The T-Box transcription factor Tbx1 is expressed in the second heart field and regulates several important aspects of cardiac outflow tract (OFT) development and pharyngeal apparatus development. Like other tissue-specific transcription factors, it must function in the context of DNA assembled into the higher-order structure of chromatin. Here we show the interaction between Tbx1 and a specific subunit of the Swi/Snf-like BAF complex. We speculate that this interaction promotes the rearrangement of the chromatin to facilitate access of the transcriptional machinery to Tbx1 target genes. We identified a novel and important transcriptional target of Tbx1: Wnt5a, a gene encoding for a ligand of the non canonical Wnt pathway. Our data suggest that Tbx1 recruits Baf60a, a subunit of the BAF chromatin remodeling complex associated with undifferentiated/multipotent status, onto the Wnt5a gene. Furthermore, we found a physical interaction with the histone methyltransferase Setd7 and the enrichment of H3K4 monomethylation status on the target loci after Tbx1 over-expression, resulting in transcriptional enhancement of the target gene. To analyze the functional significance of such regulation we focused on genetic interaction in-vivo.

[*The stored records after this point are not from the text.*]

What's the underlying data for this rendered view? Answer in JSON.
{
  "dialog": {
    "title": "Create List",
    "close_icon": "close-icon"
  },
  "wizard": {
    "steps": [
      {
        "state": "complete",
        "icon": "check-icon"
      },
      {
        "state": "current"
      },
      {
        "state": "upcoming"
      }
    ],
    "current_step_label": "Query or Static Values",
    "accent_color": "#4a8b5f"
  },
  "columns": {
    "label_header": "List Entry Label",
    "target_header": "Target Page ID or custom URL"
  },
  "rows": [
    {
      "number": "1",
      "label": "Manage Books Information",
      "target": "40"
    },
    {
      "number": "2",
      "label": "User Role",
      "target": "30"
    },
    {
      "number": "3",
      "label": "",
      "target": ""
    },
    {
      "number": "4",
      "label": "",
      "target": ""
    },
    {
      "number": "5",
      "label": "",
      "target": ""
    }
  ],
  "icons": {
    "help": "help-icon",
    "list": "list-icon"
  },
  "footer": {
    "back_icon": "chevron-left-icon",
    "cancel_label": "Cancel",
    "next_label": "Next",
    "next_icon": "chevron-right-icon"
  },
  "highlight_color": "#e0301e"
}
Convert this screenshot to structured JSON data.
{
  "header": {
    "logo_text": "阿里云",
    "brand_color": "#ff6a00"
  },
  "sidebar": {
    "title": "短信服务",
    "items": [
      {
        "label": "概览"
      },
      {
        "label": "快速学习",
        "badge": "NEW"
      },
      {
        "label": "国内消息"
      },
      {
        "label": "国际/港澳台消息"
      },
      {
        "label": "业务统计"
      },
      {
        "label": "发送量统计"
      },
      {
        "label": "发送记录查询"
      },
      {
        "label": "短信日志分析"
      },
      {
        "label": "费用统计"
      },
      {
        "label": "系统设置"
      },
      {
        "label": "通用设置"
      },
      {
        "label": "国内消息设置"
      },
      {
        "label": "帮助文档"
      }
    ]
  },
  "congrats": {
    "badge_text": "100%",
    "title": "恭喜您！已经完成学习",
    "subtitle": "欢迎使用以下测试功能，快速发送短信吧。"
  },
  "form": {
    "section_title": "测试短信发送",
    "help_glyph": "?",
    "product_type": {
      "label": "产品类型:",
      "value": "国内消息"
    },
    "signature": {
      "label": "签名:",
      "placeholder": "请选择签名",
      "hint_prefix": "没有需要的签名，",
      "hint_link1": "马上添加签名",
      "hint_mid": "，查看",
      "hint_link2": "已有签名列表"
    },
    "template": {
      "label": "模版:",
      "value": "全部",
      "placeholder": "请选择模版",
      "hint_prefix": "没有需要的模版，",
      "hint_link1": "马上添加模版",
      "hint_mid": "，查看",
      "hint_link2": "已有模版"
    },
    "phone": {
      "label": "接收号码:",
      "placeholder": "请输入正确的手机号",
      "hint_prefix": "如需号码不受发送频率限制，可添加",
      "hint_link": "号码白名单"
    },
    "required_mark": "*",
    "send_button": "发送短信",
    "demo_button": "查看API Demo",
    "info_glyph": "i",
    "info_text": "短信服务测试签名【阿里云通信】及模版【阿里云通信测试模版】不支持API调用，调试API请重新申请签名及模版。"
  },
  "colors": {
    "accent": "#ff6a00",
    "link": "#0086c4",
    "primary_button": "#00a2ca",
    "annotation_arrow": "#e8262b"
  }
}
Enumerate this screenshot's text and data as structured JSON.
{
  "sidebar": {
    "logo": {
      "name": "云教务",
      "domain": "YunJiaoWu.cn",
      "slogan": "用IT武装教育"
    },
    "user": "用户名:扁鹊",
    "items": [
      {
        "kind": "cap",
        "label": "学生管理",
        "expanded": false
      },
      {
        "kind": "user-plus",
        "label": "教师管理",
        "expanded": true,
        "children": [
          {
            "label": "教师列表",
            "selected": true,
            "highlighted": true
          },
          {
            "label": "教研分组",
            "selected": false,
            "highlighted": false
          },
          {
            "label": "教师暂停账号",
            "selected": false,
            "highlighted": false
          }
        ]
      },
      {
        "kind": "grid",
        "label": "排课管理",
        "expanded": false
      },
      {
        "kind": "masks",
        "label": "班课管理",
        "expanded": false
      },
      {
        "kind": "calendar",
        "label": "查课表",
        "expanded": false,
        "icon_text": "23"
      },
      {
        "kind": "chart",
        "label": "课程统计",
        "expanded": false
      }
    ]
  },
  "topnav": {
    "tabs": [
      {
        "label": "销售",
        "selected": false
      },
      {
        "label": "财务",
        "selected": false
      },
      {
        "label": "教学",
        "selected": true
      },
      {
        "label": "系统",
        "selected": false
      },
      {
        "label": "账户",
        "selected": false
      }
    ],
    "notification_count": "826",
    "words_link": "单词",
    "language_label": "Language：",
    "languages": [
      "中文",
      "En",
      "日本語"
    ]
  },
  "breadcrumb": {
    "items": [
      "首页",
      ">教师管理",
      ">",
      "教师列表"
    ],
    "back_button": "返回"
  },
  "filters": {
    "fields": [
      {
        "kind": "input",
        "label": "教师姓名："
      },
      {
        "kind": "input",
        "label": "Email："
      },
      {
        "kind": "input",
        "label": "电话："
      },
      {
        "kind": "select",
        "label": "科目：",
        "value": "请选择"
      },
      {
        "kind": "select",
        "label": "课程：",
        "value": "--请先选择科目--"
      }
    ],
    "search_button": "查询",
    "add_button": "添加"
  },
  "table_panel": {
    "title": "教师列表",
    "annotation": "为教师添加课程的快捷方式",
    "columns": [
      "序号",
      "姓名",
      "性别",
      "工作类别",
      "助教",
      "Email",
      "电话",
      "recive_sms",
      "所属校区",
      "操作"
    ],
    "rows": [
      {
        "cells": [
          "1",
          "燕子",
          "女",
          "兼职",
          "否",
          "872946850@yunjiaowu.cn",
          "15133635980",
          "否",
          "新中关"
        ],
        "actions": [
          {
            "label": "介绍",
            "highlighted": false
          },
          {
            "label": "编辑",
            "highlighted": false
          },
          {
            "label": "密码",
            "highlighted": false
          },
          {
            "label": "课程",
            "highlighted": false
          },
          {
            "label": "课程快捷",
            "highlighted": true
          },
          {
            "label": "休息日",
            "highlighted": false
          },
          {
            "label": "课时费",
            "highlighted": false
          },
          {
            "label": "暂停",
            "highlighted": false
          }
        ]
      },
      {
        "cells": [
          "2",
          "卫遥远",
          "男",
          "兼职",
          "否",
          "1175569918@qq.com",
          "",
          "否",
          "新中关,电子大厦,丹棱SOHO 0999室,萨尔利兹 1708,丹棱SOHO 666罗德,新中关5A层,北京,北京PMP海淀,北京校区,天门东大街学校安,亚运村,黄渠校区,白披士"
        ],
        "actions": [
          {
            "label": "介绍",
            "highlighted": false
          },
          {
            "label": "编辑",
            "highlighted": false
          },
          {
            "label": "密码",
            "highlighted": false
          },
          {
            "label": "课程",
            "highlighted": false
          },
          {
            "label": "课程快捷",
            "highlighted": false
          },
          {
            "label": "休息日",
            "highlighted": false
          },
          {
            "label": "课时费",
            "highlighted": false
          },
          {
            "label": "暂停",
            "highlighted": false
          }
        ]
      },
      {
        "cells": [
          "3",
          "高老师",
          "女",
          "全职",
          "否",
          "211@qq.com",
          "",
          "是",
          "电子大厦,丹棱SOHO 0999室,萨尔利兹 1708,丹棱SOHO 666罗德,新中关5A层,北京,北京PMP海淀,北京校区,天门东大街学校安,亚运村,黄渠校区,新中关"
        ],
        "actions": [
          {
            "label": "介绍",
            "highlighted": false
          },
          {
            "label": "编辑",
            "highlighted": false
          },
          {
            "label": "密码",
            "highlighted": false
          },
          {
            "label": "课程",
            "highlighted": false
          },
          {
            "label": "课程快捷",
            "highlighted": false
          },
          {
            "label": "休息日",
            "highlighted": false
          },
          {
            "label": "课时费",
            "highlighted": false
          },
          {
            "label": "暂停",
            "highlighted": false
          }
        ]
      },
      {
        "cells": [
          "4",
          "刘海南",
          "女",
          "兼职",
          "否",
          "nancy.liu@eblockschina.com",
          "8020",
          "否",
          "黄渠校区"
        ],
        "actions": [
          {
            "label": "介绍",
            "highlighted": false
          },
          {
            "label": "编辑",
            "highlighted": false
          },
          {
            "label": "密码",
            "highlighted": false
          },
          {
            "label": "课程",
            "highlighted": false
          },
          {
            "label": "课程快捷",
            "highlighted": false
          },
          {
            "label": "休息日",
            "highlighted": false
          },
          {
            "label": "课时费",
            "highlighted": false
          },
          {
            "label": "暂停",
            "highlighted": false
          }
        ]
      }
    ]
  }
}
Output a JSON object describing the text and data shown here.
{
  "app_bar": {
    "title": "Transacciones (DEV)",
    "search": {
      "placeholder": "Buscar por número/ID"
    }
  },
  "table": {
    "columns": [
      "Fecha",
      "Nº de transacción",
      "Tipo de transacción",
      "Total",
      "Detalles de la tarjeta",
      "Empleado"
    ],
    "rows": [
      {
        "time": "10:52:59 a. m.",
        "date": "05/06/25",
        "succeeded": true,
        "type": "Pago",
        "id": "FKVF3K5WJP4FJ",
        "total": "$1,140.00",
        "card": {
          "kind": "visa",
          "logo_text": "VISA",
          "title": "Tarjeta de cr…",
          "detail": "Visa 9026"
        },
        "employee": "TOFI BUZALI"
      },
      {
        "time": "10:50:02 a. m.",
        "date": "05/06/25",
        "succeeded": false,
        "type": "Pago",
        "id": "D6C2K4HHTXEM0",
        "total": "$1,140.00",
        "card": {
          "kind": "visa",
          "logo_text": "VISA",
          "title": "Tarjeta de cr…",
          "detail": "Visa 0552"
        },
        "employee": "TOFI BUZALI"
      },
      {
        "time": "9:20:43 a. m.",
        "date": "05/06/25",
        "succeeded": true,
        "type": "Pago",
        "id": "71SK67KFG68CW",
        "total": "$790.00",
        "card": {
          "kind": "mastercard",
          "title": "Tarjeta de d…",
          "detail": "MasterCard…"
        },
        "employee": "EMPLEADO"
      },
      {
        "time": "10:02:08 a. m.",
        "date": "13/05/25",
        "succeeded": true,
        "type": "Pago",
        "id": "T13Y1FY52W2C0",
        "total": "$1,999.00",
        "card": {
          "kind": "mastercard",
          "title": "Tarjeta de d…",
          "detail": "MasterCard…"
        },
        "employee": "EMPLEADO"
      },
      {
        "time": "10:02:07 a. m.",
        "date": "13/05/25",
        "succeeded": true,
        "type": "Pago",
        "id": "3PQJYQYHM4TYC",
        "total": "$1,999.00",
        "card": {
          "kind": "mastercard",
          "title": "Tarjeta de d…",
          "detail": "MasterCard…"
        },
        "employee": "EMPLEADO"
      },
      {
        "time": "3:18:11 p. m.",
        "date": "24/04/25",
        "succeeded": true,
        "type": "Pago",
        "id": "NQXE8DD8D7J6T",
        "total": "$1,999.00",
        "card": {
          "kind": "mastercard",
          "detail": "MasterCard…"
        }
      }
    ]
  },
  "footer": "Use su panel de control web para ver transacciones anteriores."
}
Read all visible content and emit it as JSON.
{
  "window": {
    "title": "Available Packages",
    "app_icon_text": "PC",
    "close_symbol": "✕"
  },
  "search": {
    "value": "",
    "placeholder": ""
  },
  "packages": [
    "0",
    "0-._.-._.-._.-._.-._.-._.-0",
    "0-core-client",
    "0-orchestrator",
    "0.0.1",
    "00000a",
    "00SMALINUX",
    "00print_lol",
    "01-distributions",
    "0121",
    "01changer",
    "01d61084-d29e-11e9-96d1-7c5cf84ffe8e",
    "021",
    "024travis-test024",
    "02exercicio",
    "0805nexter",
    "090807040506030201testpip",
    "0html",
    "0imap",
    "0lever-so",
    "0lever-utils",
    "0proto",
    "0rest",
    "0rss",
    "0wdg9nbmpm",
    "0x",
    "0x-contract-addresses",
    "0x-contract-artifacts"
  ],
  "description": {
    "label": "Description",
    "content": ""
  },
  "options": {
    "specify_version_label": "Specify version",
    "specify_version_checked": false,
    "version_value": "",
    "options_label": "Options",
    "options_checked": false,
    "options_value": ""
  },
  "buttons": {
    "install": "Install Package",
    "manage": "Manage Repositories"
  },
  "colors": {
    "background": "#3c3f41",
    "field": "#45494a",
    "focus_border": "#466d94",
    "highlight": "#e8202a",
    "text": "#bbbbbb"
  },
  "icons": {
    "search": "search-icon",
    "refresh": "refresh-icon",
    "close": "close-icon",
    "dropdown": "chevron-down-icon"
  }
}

Since both Tbx1 and Wnt5a genes are expressed in the second heart field (SHF) and mutations of Wnt5a have been found in patients with cardiac outflow tract defects, we investigated their potential interaction. We found that reduced dosage of Wnt5a enhances the Tbx1 haploinsufficiency phenotype, and that haploinsufficiency of Tbx1 enhances the Wnt5a null phenotype. In addition, combined loss of Tbx1 and Wnt5a caused severe hypoplasia of SHF-derived heart segments and early embryonic lethality. This is a much more severe phenotype than that caused by loss of the individual genes, suggesting that the two genes function in two interacting but distinct pathways essential for SHF development: The Wnt5a-Ror2 pathway is known to be implicated in oriented cell migration in several developmental contexts while Tbx1 regulates proliferation and differentiation in the SHF. We also found an up-regulation of Beta-catenin expression in the double mutants suggesting an interference with the Wnt canonical signaling in the SHF that could led to the heart abnormalities observed.
Overall our data suggest a model in which Tbx1 regulates Wnt5a in cardiac precursor cells by recruiting a chromatin remodeling machinery and a histone modifying enzyme that facilitates gene transcription. This may be a general mechanism for Tbx1 function in cardiac progenitors.